1943 – 2016
Inducted 2023
BYRON HERBERT SHAW (1943 – 2016)
What we do above ground affects what is below ground. To protect the health and well-being of our citizens, we should be concerned about contaminates going into our drinking water.
–Byron Herbert Shaw
Byron Herbert Shaw is widely known for becoming the first scientist in Wisconsin and among the first in the nation to recognize that pesticides used on farm fields could leach through the soil to contaminate groundwater. As a persistent, perceptive, and courageous water and soils scientist interested in conducting applied research on questions vital to the management of Wisconsin’s natural resources and motivated by strong environmental and civic ethics, Shaw made and communicated new scientific discoveries that influenced policy and law in Wisconsin including Wisconsin’s groundwater protection law, a model for the nation. Few scientists have contributed more to the fundamental body of knowledge about water quality than Byron Shaw.
Byron Shaw was a lifelong resident of Wisconsin. He was born in Madison on January 4, 1943, to Kenneth and Ruth (Wilhelm) Shaw. He grew up in Waunakee. As a young boy, he hunted, fished, and trapped with his father and raised trees for sale. From his youth, he loved the outdoors and developed strong community-minded values. He was Waunakee’s first Eagle Scout.
Shaw earned both his B.S. and M.S. degrees in soil science and a Ph.D. in Soil Science with a minor in Water Chemistry from the University of Wisconsin-Madison. Dr. S.A. Wilde, 1994 Wisconsin Conservation Hall of Fame Inductee, was his mentor. At UW-Madison, he met Margaret, whom he married in June 1966.
In 1968, Dr. Shaw began his career as an assistant professor of Soil and Water Science in the College of Natural Resources at UW-Stevens Point (UWSP). He became a full professor and taught in the College until his retirement in 2000. He established the Environmental Task Force Laboratory (now called the Water and Environmental Analysis Laboratory) to address soil and water quality problems, help train students as water chemists, and bring in grant funds to support student research. He was the major professor for more than 50 graduate students, many of whom helped him make important scientific discoveries through work done in the Environmental Task Force Lab.

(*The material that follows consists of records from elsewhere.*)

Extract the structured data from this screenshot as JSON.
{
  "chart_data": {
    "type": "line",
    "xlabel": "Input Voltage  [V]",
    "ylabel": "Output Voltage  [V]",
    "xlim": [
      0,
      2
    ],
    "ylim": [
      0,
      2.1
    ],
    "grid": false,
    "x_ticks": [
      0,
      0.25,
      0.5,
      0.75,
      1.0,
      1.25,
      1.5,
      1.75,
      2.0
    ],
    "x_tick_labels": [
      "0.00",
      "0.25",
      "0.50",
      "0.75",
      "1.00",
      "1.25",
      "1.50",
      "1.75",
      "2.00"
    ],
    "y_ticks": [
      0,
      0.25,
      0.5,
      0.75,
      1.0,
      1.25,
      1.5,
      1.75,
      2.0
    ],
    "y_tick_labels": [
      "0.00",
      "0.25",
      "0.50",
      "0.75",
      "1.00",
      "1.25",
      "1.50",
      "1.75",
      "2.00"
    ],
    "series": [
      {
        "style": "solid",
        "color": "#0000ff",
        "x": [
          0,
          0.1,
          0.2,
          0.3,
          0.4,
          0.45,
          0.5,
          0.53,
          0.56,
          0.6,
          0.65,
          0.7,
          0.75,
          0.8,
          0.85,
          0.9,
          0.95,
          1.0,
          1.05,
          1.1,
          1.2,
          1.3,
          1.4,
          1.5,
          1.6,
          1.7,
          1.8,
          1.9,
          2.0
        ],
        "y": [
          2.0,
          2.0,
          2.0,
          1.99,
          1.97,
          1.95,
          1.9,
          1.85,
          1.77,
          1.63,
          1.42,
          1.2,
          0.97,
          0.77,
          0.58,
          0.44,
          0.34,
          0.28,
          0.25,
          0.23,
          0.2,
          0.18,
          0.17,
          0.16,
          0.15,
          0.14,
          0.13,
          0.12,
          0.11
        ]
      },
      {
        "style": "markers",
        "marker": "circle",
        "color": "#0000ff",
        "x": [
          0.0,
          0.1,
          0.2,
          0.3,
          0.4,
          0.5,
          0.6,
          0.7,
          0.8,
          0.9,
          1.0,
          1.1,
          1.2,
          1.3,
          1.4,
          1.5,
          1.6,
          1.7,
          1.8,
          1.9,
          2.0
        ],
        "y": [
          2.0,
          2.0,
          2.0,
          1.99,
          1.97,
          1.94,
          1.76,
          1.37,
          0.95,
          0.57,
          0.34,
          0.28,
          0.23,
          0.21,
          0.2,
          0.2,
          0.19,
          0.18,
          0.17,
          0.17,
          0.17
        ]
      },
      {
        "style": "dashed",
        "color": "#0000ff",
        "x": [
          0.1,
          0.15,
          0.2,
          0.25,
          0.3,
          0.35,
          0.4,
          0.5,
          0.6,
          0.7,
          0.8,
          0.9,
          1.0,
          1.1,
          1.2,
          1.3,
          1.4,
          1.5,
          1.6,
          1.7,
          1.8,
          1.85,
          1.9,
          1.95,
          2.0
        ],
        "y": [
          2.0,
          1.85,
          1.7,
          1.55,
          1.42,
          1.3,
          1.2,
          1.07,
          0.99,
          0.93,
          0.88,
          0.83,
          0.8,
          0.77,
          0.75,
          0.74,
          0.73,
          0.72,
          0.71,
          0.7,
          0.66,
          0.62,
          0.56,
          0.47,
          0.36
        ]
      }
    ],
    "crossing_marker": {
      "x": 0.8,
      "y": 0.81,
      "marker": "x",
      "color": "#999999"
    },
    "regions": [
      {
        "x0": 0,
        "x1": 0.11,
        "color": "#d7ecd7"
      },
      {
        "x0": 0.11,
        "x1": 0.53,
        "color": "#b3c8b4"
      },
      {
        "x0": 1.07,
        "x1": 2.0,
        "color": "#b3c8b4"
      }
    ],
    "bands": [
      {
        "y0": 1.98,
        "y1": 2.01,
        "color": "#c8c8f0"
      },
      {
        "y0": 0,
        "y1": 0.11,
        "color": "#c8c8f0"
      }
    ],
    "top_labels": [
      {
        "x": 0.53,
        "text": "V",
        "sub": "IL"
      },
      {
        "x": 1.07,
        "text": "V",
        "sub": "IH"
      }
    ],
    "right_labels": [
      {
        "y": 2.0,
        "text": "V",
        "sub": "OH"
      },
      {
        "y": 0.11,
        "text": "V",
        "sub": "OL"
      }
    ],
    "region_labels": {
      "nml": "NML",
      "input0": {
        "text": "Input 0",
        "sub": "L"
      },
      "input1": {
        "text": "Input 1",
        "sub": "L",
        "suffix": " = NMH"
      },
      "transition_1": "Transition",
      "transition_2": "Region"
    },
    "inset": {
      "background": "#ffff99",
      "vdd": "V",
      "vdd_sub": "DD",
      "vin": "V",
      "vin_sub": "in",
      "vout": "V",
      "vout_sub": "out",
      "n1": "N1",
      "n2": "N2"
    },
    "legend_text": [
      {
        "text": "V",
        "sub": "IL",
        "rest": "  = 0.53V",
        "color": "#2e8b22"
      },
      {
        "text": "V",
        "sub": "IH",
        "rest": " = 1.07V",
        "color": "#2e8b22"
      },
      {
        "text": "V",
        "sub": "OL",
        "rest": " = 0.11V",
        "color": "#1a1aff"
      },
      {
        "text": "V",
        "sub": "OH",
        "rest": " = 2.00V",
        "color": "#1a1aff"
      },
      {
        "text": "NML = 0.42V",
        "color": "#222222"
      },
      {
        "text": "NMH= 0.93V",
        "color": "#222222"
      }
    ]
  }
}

In 1980, Shaw documented the presence of aldicarb, a pesticide used on potatoes, in wells in Portage County, thereby becoming among the first in the nation to recognize that pesticides used on farm fields could leach through the soil to contaminate groundwater. He also was the first to find acid rain and acid snow in Wisconsin, and he pioneered one of the first major agricultural watershed and reservoir modeling efforts in the nation on the Big Eau Pleine reservoir in Marathon County. The Eau Pleine research and other research on subdivision effects on groundwater quality led to changes in public policy. His testimony is also credited with contributing to the passage of Wisconsin’s landmark groundwater protection law in 1984.
In 1977, Dr. Shaw became a Water Resource Specialist with University of Wisconsin-Extension. Like all Extension specialists, he implemented the Wisconsin Idea – the idea that University knowledge, research, and resources should reach to all corners of the state. He loved traveling across Wisconsin to meet with and educate citizens about private well water quality and lake management in their own communities. He improved UWSP’s and UW-Extension’s capabilities to serve the public through the ETF and by helping establish the Central Wisconsin Groundwater Center.
Shaw was a man of many skills and interests beyond being a leading scientist, admired colleague, university professor, and mentor. He was a farmer who loved his farm where he lived with his family near Amherst Junction. In 2000, he transformed 52 acres of the farm to native prairie to provide pollinator habitat and improve water quality. Shaw invited friends and organized groups to tour the farm and learn skills such as prairie burning and soil judging. As a skilled woodworker, he used wood from the farm and elsewhere to build cedar strip canoes, some of which were donated to raise money for environmental causes. He also made wood carvings of birds and other wildlife. In retirement, he continued to work as a Soil and Water consultant for 15 years, testifying in precedent-setting water quality cases in several states.
Byron Shaw received many awards over his long career, including the Wisconsin Idea Award from the College of Agricultural and Life Sciences at UW-Madison, and the first Distinguished Service Award from the Wisconsin chapter of the American Water Resources Association. But he might have considered developing fruitful relationships with the enormous community of conservation professionals and advocates he trained, mentored, and inspired to be his most significant accomplishment.